Stanley is six years younger than I am, but we both were born into a world ruled by rock’n’roll music. It was easy to believe, once we were old enough to look at the origin stories of said world, that if we could pinpoint the beginning of rock’n’roll, we wouldn’t have to worry about knowing anything else. In my case, I eventually discovered jazz, and had to push my origin story back a few decades, but the idea was the same. There was good music – jazz, blues, gospel, country, rock’n’roll, etc. – and there was bad music – the pop world before and outside of the music I knew was good.
Over a lifetime, you get exposed to things that don’t fit your once firm world view. Contradictions come in, and you either figure out how you can love The Music Man (not even mentioned in this book, by the way), Taylor Swift, and the Sex Pistols, or you dig in your heels and try to convince yourself you don’t really like everything you like. Bob Stanley opened his musical mind to an enormously wide range of interests, and I think I’m a believer in his taste. Certainly, the artists I’ve dipped into as a result of reading this book – Dick Haymes, for example, is a pop singer who made a couple of 50s albums that stand with the work of Frank Sinatra as masterful interpretations of Great American Songbook material – have rewarded my time with them quite a bit.
The Birth of Pop, though part of the story, is a strange subtitle for a book that covers seventy years of musical history in two countries – the United States and Stanley’s UK. He opens at the dawn of the 20th Century, when sheet music was the main distributing medium for songs, and when recordings were just starting to become more popular. (As an aside, Stanley points out that in those days, men usually couldn’t be bothered buying music; it was up to women, as the caretakers of the home and the players of the piano, to select what was heard by the family.) He covers the birth of ragtime, the newfound influence of Tin Pan Alley, the American songs of musical theater. Something we could recognize as popular music coalesced over the first decade or two of the century.
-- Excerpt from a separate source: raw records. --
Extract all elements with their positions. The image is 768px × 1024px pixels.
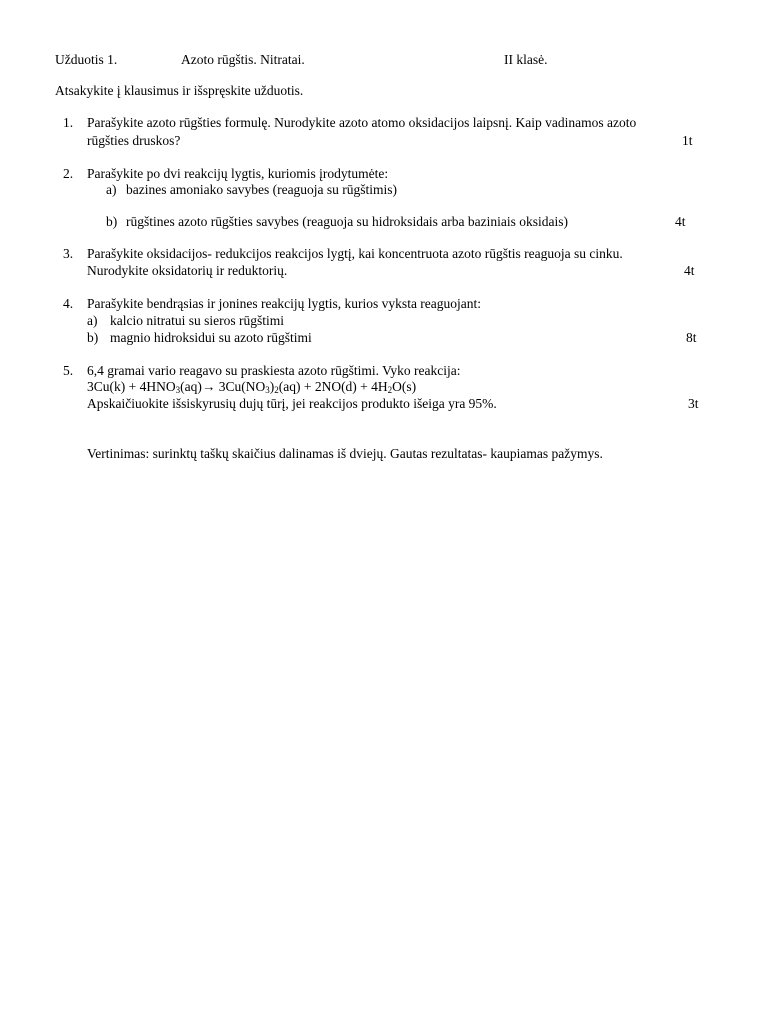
subitem-label-a: a): [106, 182, 117, 197]
subitem-text-a: kalcio nitratui su sieros rūgštimi: [110, 313, 284, 328]
question-number: 4.: [63, 296, 74, 311]
grading-note: Vertinimas: surinktų taškų skaičius dalinamas iš dviejų. Gautas rezultatas- kaupiamas pažymys.: [87, 446, 603, 461]
question-text-cont: rūgšties druskos?: [87, 133, 181, 148]
subitem-label-b: b): [87, 330, 99, 345]
question-points: 8t: [686, 330, 697, 345]
subitem-text-b: rūgštines azoto rūgšties savybes (reaguoja su hidroksidais arba baziniais oksidais): [126, 214, 569, 229]
question-points: 3t: [688, 396, 699, 411]
subitem-label-b: b): [106, 214, 118, 229]
subitem-text-a: bazines amoniako savybes (reaguoja su rūgštimis): [126, 182, 398, 197]
subitem-text-b: magnio hidroksidui su azoto rūgštimi: [110, 330, 312, 345]
question-number: 5.: [63, 363, 74, 378]
question-text: Parašykite po dvi reakcijų lygtis, kuriomis įrodytumėte:: [87, 166, 389, 181]
question-text-cont: Nurodykite oksidatorių ir reduktorių.: [87, 263, 288, 278]
question-points: 4t: [684, 263, 695, 278]
instructions: Atsakykite į klausimus ir išspręskite užduotis.: [55, 83, 304, 98]
question-text: Parašykite bendrąsias ir jonines reakcijų lygtis, kurios vyksta reaguojant:: [87, 296, 482, 311]
question-number: 3.: [63, 246, 74, 261]
subitem-label-a: a): [87, 313, 98, 328]
question-text-cont: Apskaičiuokite išsiskyrusių dujų tūrį, jei reakcijos produkto išeiga yra 95%.: [87, 396, 497, 411]
question-text: Parašykite oksidacijos- redukcijos reakcijos lygtį, kai koncentruota azoto rūgštis reaguoja su cinku.: [87, 246, 623, 261]
grade-label: II klasė.: [504, 52, 548, 67]
question-points: 1t: [682, 133, 693, 148]
task-topic: Azoto rūgštis. Nitratai.: [181, 52, 305, 67]
question-text: 6,4 gramai vario reagavo su praskiesta azoto rūgštimi. Vyko reakcija:: [87, 363, 461, 378]
question-text: Parašykite azoto rūgšties formulę. Nurodykite azoto atomo oksidacijos laipsnį. Kaip vadinamos azoto: [87, 115, 637, 130]
question-points: 4t: [675, 214, 686, 229]
reaction-equation: $3Cu(k) + 4HNO_3(aq)\to 3Cu(NO_3)_2(aq) + 2NO(d) + 4H_2O(s)$: [87, 379, 417, 395]
task-number: Užduotis 1.: [55, 52, 118, 67]
question-number: 2.: [63, 166, 74, 181]
question-number: 1.: [63, 115, 74, 130]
I want to emphasize that Bob Stanley is not a dry historian piling up facts and figures, names and dates. He is opinionated at all times, describing what he thinks is good about certain music, pointing out shortcomings in other songs or performers, and thoroughly describing all of it. He is a breezy writer, with a great sense of humor and fun as he goes along. If he can find a way to compare something from 1910 to music from the 1980s, he’ll do it. This book is never even slightly boring. Proof positive is that even when he switches to writing chapters about English music hall and other developments in his native land, I was carried along by the narrative as much as I had been reading about Irving Berlin or Louis Armstrong.
Which brings me to jazz, which plays a key role in pop music history in the first half of the 20th Century. Stanley is not a jazz purist; if anything, he sides with musicians dismayed by the development of bebop and other non-dance approaches in the 40s and 50s. He does, however, have an expansive view of jazz from the 20s and 30s, and is clear-eyed on the ways it first infected pop music and then, for a while, became a dominant force in same.
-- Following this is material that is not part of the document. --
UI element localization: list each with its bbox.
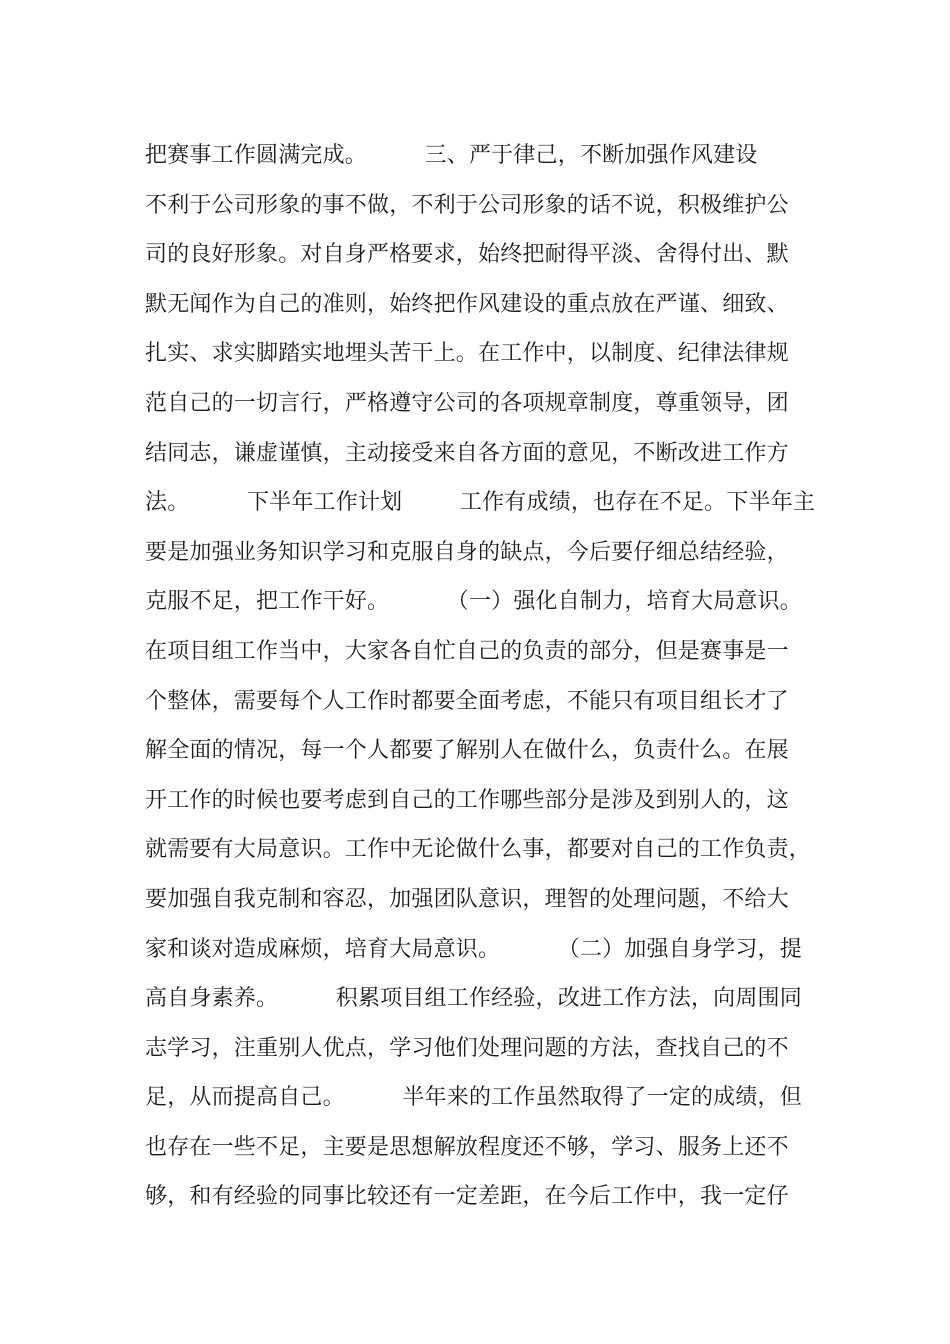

I knew bits and pieces of the story here, but Bob Stanley has opened my eyes to a wealth of music beyond what I’ve spent my life enjoying. His chapter comparing Billie Holiday and Judy Garland at first struck me as going beyond the pale but has made me think there might be something in Garland that I’ve never really noticed. He holds Peggy Lee up as an equal to Sinatra (which only reinforced my already great admiration for her). I’m not expecting I’ll end up agreeing with everything Stanley likes or dislikes, but it will be a lot of fun exploring the songs and singers and instrumentalists he covers.